One problem in determining whether a patient has Zika infection is that 80% of people infected with it have no symptoms. Another is that definitive testing may require reverse transcription-polymerase chain reaction (RT-PCR) testing, which is expensive and not readily available in physicians’ offices. Antibody testing is cheaper and more available, but the CDC said cross-reaction with related flaviviruses, such as dengue or yellow fever, is common, making it harder to confirm Zika infection.

The CDC interim guidelines focus on diagnosis of maternal infection and detection of fetal anomalies.

Pregnant women with a history of travel to an area where the virus has been reported and who have at least two symptoms of Zika infection should be tested. But asymptomatic patients should not be tested, the CDC said. However testing of these pregnant patients should always be done whenever an ultrasound shows signs that the fetus may have microcephaly or intracranial calcifications.

The symptoms are acute onset of fever, maculopapular rash, arthralgia, or conjunctivitis.

Zika disease is not life-threatening, but it has been associated with microcephaly in infants born to infected mothers.

Though health authorities in Brazil have said they are investigating 3,500 cases of microcephaly in infants and believe these birth anomalies are linked to Zika infections, the CDC notes the association has not yet been proven.

“Studies are underway to investigate the association of Zika virus infection and microcephaly, including the role of other contributory factors,” the CDC said, including co-infections with other organisms, and possible issues related to nutrition and environment.

The CDC has also recommended that women who are pregnant or plan to soon become pregnant avoid Zika zones, such as Brazil.

Amniocentesis can detect the virus but carries a 0.1% risk of miscarriage when done in less than 24 weeks of gestation. The CDC says it should not be done until the 16th week of pregnancy.
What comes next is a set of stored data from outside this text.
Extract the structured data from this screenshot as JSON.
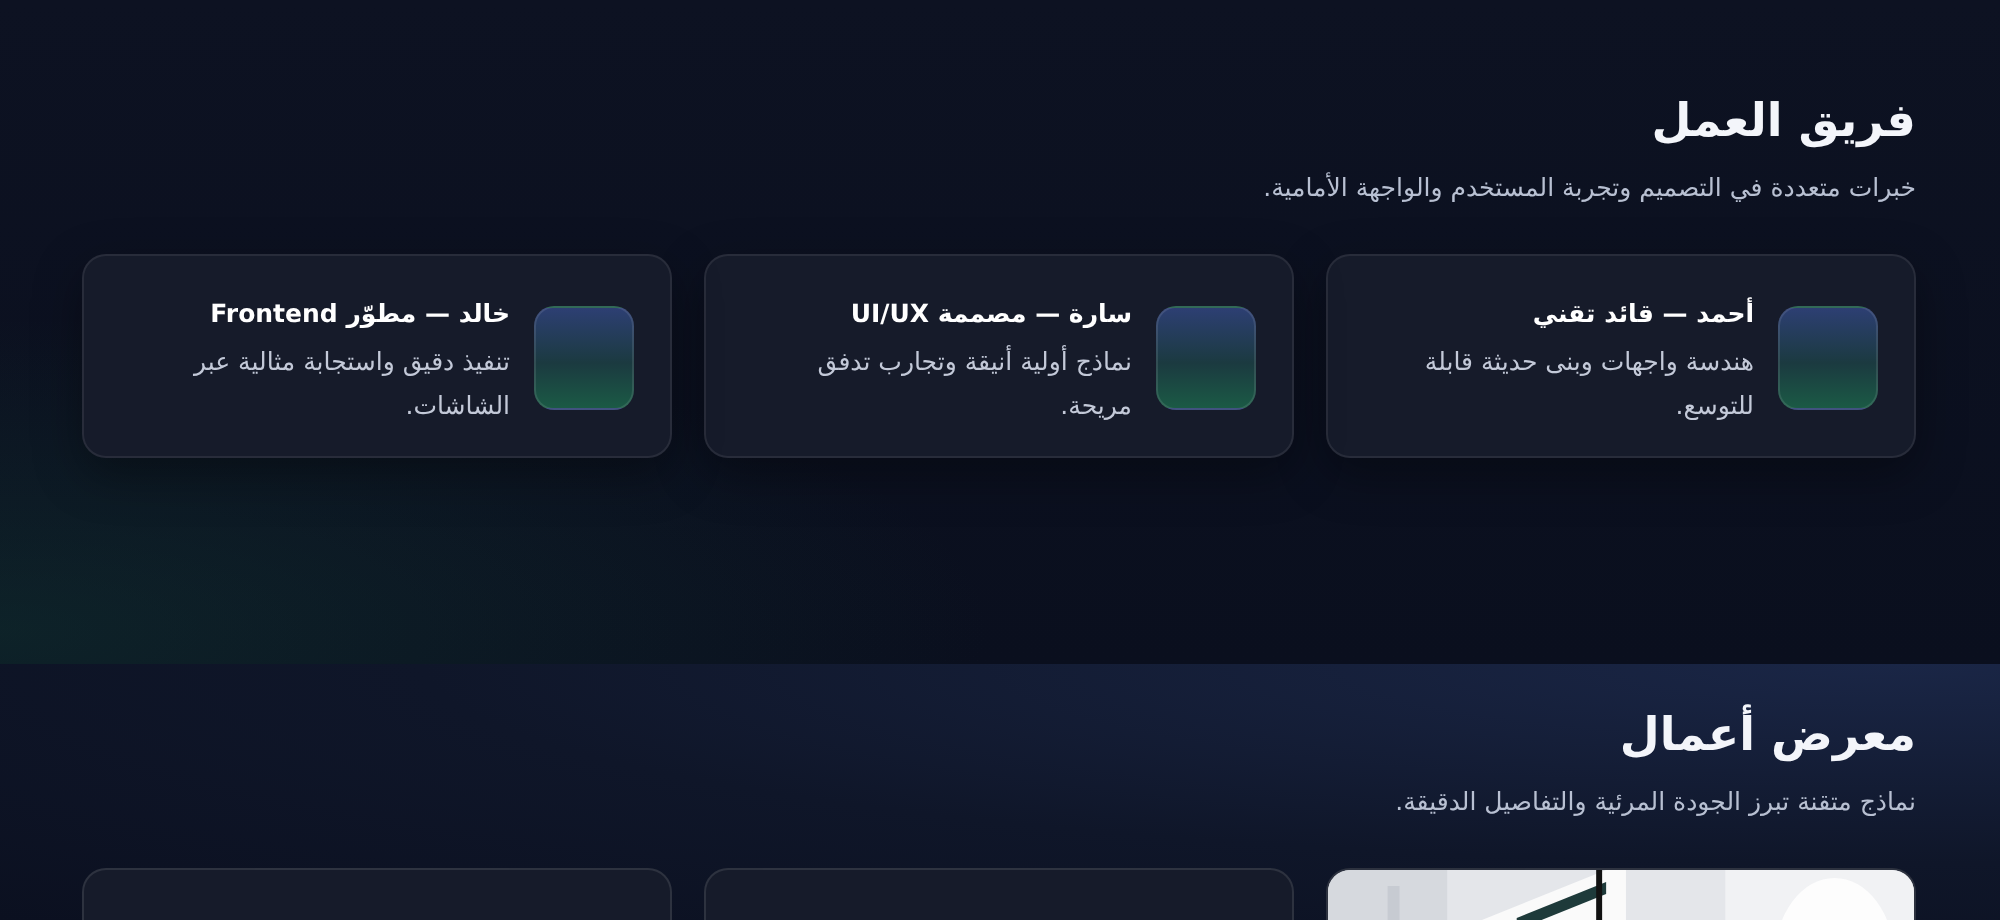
{
  "team": {
    "title": "فريق العمل",
    "subtitle": "خبرات متعددة في التصميم وتجربة المستخدم والواجهة الأمامية.",
    "members": [
      {
        "name": "أحمد — قائد تقني",
        "bio": "هندسة واجهات وبنى حديثة قابلة للتوسع."
      },
      {
        "name": "سارة — مصممة UI/UX",
        "bio": "نماذج أولية أنيقة وتجارب تدفق مريحة."
      },
      {
        "name": "خالد — مطوّر Frontend",
        "bio": "تنفيذ دقيق واستجابة مثالية عبر الشاشات."
      }
    ]
  },
  "gallery": {
    "title": "معرض أعمال",
    "subtitle": "نماذج متقنة تبرز الجودة المرئية والتفاصيل الدقيقة.",
    "items": [
      {
        "kind": "picture"
      },
      {
        "kind": "empty"
      },
      {
        "kind": "empty"
      }
    ]
  }
}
But it notes that positive results “would be suggestive of intrauterine infection and potentially useful” to women in weighing their options. Those would include deciding whether to terminate a pregnancy, something that is illegal in Brazil.

There are no specific antivirals to treat Zika, so in cases where patients develop symptoms, caregivers should advise rest, fluids, and acetaminophen for fever. Other NSAIDS and aspirin are not recommended in pregnancy, and if a pregnant woman turns out to have Dengue fever these drugs carry a risk of causing hemorrhage.

Testing means looking for dengue virus or chikungunya virus as well.

Symptoms can be similar. Zika virus, like dengue and chikungunya, are transmitted primarily by Aedes aegypti mosquitoes.

The guidelines also stress the importance preventing mosquito bites, and advise that pregnant women can safely use mosquito repellant products containing DEET.